一陽来復
週末、陽一はこはるに頼まれて、近所のスーパーに買い物に出かけた。食材の買い足しついでに、商店街の方まで足を伸ばす。春の陽気に誘われて、街は賑わっていた。
「今日はずいぶん人が多いな……」
通りを歩くと、商店街の中央あたりにテントが張られ、くじ引きの抽選会が開かれていた。商店街のイベントで、一定額以上の買い物をすると抽選券がもらえるという仕組みだ。
「いらっしゃーい! 本日最終日! まだ一等出てませんよ〜!」
陽一はポケットを探ると、以前買い物した時にもらった抽選券が入っていたことを思い出した。
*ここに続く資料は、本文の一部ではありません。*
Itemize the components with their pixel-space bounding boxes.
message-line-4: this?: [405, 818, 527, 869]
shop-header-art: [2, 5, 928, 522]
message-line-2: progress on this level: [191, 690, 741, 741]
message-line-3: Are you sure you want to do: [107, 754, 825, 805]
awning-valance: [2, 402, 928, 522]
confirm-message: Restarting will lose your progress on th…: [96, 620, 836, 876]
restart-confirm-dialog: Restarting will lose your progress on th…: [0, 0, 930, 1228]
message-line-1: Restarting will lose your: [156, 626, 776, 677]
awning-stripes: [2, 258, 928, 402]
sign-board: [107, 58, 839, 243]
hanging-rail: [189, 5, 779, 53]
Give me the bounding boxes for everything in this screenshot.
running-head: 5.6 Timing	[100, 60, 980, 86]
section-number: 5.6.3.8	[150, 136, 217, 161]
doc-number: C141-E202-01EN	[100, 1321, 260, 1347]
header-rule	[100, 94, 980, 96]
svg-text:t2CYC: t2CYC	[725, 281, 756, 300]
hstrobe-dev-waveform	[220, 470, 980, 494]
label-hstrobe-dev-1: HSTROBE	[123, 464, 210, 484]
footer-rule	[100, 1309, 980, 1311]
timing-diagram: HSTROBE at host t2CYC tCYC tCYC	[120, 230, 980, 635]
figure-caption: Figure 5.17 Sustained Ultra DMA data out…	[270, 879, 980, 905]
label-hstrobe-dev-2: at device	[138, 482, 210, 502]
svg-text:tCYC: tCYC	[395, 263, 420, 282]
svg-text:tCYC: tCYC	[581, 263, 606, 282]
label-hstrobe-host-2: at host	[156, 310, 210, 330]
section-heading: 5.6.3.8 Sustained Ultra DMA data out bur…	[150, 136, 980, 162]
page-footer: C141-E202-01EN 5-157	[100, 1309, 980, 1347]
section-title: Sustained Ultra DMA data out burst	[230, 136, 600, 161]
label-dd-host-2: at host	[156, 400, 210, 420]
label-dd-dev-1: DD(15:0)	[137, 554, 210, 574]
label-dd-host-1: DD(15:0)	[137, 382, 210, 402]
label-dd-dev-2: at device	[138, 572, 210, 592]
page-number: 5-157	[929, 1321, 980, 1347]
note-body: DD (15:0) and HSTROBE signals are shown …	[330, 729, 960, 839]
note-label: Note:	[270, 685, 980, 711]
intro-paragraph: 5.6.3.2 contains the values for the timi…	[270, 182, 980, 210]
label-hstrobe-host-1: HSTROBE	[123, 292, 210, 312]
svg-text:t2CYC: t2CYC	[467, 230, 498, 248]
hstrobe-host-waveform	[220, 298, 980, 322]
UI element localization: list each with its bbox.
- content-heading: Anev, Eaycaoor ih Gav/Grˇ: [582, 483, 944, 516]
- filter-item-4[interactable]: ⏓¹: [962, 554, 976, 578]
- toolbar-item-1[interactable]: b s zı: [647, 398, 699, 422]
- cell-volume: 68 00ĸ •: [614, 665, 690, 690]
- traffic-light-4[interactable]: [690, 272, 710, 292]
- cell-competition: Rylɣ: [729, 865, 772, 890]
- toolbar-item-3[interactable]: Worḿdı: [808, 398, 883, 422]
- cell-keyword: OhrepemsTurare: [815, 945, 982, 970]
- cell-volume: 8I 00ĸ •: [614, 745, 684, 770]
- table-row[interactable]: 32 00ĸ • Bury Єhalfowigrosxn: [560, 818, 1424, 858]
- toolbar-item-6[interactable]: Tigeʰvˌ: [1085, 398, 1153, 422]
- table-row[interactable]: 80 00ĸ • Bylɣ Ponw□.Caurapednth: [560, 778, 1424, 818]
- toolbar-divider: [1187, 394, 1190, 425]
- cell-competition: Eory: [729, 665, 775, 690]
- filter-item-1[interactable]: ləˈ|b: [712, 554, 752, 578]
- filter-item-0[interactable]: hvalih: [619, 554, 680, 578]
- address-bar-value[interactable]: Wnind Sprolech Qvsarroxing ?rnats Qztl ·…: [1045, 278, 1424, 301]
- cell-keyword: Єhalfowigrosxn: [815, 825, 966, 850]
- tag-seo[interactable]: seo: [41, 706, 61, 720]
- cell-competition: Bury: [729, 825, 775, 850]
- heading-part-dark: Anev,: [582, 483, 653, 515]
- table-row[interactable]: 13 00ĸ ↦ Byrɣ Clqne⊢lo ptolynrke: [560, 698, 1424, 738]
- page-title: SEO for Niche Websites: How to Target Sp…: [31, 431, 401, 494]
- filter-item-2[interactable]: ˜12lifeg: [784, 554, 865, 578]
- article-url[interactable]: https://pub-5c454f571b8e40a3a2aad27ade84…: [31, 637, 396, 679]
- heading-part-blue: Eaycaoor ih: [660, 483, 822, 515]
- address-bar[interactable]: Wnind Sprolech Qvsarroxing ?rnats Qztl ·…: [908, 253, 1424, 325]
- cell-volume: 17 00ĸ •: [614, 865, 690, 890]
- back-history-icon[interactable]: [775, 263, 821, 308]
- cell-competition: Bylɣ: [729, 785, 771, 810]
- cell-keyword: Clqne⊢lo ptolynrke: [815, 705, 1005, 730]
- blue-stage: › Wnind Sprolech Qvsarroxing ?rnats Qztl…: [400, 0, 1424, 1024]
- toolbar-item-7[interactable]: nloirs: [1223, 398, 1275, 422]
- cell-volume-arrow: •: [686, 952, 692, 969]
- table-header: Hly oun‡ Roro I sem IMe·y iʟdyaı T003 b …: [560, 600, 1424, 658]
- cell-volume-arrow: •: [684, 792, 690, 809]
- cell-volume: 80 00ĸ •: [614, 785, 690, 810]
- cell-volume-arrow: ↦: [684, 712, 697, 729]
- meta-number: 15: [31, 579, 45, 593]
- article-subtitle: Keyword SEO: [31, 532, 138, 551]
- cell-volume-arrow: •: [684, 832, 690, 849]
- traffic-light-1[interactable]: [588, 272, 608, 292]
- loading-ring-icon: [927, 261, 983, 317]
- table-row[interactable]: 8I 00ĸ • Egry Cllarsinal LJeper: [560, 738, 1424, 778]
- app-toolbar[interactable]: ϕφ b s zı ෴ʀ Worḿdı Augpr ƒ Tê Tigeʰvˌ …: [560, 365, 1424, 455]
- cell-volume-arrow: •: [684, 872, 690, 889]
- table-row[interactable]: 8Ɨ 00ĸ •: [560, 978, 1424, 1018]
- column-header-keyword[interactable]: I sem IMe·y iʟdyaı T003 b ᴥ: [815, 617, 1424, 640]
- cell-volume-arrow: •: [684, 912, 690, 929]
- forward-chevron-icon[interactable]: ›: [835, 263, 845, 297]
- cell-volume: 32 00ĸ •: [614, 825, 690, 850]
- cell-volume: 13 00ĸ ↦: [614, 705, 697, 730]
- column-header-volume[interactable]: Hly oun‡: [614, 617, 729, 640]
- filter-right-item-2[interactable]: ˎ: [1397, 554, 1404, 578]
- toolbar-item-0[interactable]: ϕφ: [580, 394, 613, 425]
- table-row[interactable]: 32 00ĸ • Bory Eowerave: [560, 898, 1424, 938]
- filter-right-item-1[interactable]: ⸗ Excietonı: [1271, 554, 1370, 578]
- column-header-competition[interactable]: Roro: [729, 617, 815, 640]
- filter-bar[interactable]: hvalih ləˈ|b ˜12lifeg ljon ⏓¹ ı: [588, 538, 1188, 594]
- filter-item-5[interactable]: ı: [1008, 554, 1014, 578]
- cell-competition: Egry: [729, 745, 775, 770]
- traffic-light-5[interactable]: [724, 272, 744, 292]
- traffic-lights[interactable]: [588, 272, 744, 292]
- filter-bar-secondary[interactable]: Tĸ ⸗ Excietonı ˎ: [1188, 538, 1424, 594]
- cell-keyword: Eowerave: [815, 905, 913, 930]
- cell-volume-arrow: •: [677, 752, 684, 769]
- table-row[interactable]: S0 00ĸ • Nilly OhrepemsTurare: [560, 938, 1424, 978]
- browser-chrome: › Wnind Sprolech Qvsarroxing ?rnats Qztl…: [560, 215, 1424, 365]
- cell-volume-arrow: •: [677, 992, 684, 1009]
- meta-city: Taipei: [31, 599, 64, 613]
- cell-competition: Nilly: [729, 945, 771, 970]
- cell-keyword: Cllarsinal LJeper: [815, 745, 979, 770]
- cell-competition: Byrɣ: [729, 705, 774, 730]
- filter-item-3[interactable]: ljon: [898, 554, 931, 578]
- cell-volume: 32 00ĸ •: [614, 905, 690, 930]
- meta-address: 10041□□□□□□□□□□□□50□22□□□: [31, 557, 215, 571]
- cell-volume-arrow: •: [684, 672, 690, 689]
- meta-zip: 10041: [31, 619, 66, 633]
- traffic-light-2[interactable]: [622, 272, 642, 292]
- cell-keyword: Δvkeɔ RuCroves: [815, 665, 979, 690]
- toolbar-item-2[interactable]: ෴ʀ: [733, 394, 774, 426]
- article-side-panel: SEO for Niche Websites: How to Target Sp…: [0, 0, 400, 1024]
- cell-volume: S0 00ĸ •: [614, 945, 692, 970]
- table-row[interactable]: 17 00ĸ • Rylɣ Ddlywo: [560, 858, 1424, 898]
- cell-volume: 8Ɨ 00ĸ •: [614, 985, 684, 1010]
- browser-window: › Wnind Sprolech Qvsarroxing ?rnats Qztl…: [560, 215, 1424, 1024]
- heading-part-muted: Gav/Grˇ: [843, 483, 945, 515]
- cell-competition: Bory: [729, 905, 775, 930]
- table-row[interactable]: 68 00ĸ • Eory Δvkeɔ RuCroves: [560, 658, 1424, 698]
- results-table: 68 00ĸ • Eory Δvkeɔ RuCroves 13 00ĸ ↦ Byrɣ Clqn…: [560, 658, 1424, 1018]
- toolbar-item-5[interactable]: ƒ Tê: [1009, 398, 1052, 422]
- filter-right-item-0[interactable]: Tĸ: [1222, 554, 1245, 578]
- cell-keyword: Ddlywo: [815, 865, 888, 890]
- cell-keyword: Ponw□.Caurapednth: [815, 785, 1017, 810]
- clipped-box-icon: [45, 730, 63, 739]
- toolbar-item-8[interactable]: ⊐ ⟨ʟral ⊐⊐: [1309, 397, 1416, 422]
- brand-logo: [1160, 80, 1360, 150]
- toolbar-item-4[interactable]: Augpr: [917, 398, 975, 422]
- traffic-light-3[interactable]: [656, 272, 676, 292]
「せっかくだし、やってみるか……どうせティッシュか洗剤くらいだろうけど」
列に並び、順番が来て、係員に抽選券を渡す。くるくると回るガラポン。何色が出ても大して期待していなかった。
——カランッ!
派手な鐘の音が響いた。
「おおっ!? 赤玉出ましたー! 一等当選です!」
「えっ?」
目の前で鐘を鳴らす係員が、満面の笑みで陽一を見ていた。
「お、おれ?」
「はい! おめでとうございます! 一等は三万円分の商店街共通商品券でーす!」
陽一が戸惑いながら受け取った封筒の中には、ピカピカの金券がぎっしりと入っていた。通行人がざわざわと集まり、拍手を送ってくる。
「いや……マジで? こんなことあるのか……?」
なんとも言えない恥ずかしさと、じわじわこみあげてくる嬉しさ。まるでテレビの中の出来事のようだった。
家に帰ると、こはるがいつものように玄関で出迎えてくれた。
「おかえりー!」
「……ただいま。ほら、見てみろ、これ」
商品券の束を見せると、こはるの目がまんまるになった。
「わあ! これどうしたの!?」
「商店街のくじ引きで……一等。当たったんだ」
「すごいっ!」
こはるはぴょんぴょんとその場で跳ねて、大喜びしている。
その夜、夕飯を食べながら陽一はつぶやいた。
「最近、運が良すぎる気がするんだよな……。今日も信号、全部青だったし。お昼も入った定食屋がちょうど来店一万人目で、タダだったんだぜ?」
「えー、すごい偶然!」
「偶然、ねぇ……」
目の前でにこにこしているこはるの存在を思い浮かべる。——いや、まさかな。でも、彼女が来てから、何かが変わってきた気がするのは確かだった。